San Filippo diacono e il Coming Out Day
Riflessioni di Mauro Ortelli (gruppo Narciso e Boccadoro) e Fabio Trimigno (gruppo Zaccheo Puglia)
Ricorre ogni anno, l’11 di ottobre, la giornata dedicata al coming out, termine che indica la dichiarazione del proprio orientamento sessuale, o della propria identità di genere, di una persona LGBT+. La giornata nasce negli Stati Uniti d’America un quarto di secolo fa, ma è stata poi adottata dai movimenti per i diritti delle persone LGBT+ di molti altri paesi.
Però l’11 di ottobre è anche il giorno che la chiesa cattolica dedica a San Filippo diacono, quel Filippo che nel libro degli Atti degli Apostoli (capitolo 6) è fra i primi sette nominati diaconi, ed è lo stesso che incontra (capitolo 8) l’eunuco, il funzionario della regina etiope Candace.
Di quest’uomo, di cui non sappiamo il nome, riconosciamo subito il colore della pelle e la lontanissima provenienza: un africano che viene da una terra posta ai confini del mondo, un paese alieno e sconosciuto.
Ma la Parola di Dio è così piena di dinamismo che sa giungere agli estremi confini della terra, toccando così anche il cuore di un etiope mentre fa ritorno nella sua terra remota.
Questa lontananza geografica dell’Etiope però racchiude una lontananza altra, una diversità ancora più profonda, perché di lui si dice che è eunuco, e questo episodio risulta rilevante per i credenti LGBT+.
Degli eunuchi si parla nella Bibbia (Levitico 21:20; Deuteronomio 23:2) per sottolineare che la loro condizione è talmente grave da escluderli dalla comunità, perché portatori di una deformità (insieme a ciechi, zoppi, nani, …).

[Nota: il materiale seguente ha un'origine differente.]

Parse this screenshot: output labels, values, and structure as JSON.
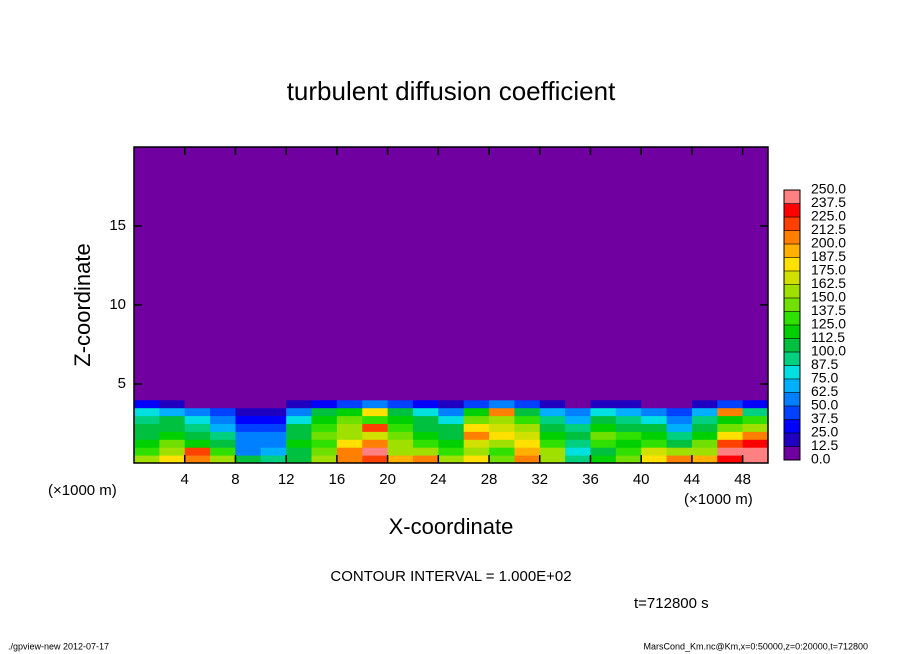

La figura dell’eunuco è stata storicamente associata, benché impropriamente, agli uomini omosessuali, e c’è chi ha interpretato le parole di Gesù «vi sono infatti eunuchi che sono nati così dal ventre della madre» (Matteo 19:12) come un riferimento agli omosessuali, non in quanto “nati senza testicoli” ma come “nati così”, ovvero nati semplicemente così. Infatti nel mondo antico (cultura ebraica inclusa) gli eunuchi “naturali” o “nati” erano associati a uomini con caratteristiche e comportamenti dello stereotipo effeminato.
Non è importante cercare verità scientifiche in queste parole antiche, però è importante sottolineare che un credente LGBT+ può riconoscersi in una figura che nell’antichità era fra le più discriminate.
Non sul piano economico forse (l’eunuco della regina Candace ne amministrava i beni), ma di sicuro sul piano della dignità religiosa e sociale l’eunuco rappresenta un elemento di estraneità, di esclusione, di lontananza dal popolo degli eletti.
Ecco allora che Filippo diventa importante, perché accoglie l’eunuco come degnamente credente e, con il battesimo, lo fa entrare nella chiesa e fra i salvati.
È questo il primo passo di una catechesi, di un cammino sinodale da compiere insieme: Filippo e l’Etiope seduti sul carro, uno a fianco dell’altro, per lasciarsi rivelare il mistero della salvezza di Dio.
E la giornata del coming out che c’entra?
Ebbene, possiamo a buona ragione far memoria di San Filippo diacono, l’11 ottobre, come colui che ha accolto il coming out dell’eunuco etiope, facendo diventare questo incontro un momento sacramentale.
Perché proprio sacramentale? Come sappiamo, il sacramento è “un segno visibile della Grazia invisibile”. Ora, il coming out, per una persona LGBT+, è una decisione spesso assai delicata, piena di timori ed aspettative.
Rivelare il proprio orientamento sessuale (che non si vede esteriormente) o la vera identità di genere implica far entrare un’altra persona in uno spazio molto intimo, che si può già considerare “sacro” e che espone la persona che si rivela al rischio di rifiuto, giudizio, gogna (se non talvolta peggio).
Incontrare un’accoglienza da parte della persona (o delle persone) a cui ci si rivela significa già incontrare una benedizione, e trovarsi nel luogo e nel momento in cui la Grazia di Dio può trasformare i cuori. Questo vale, ovviamente, anche per chi accoglie la dichiarazione del coming out.
Ecco allora che il gesto di accoglienza e di vicinanza di San Filippo, accompagnato dal sacramento che ne è seguito, diventa analogia anche per il nostro coming out.
Se l’etiope eunuco ha potuto dire “Che cosa mi impedisce di essere battezzato?”, perché dovremmo ancora aver paura di dire “Che cosa mi impedisce di fare coming out?”.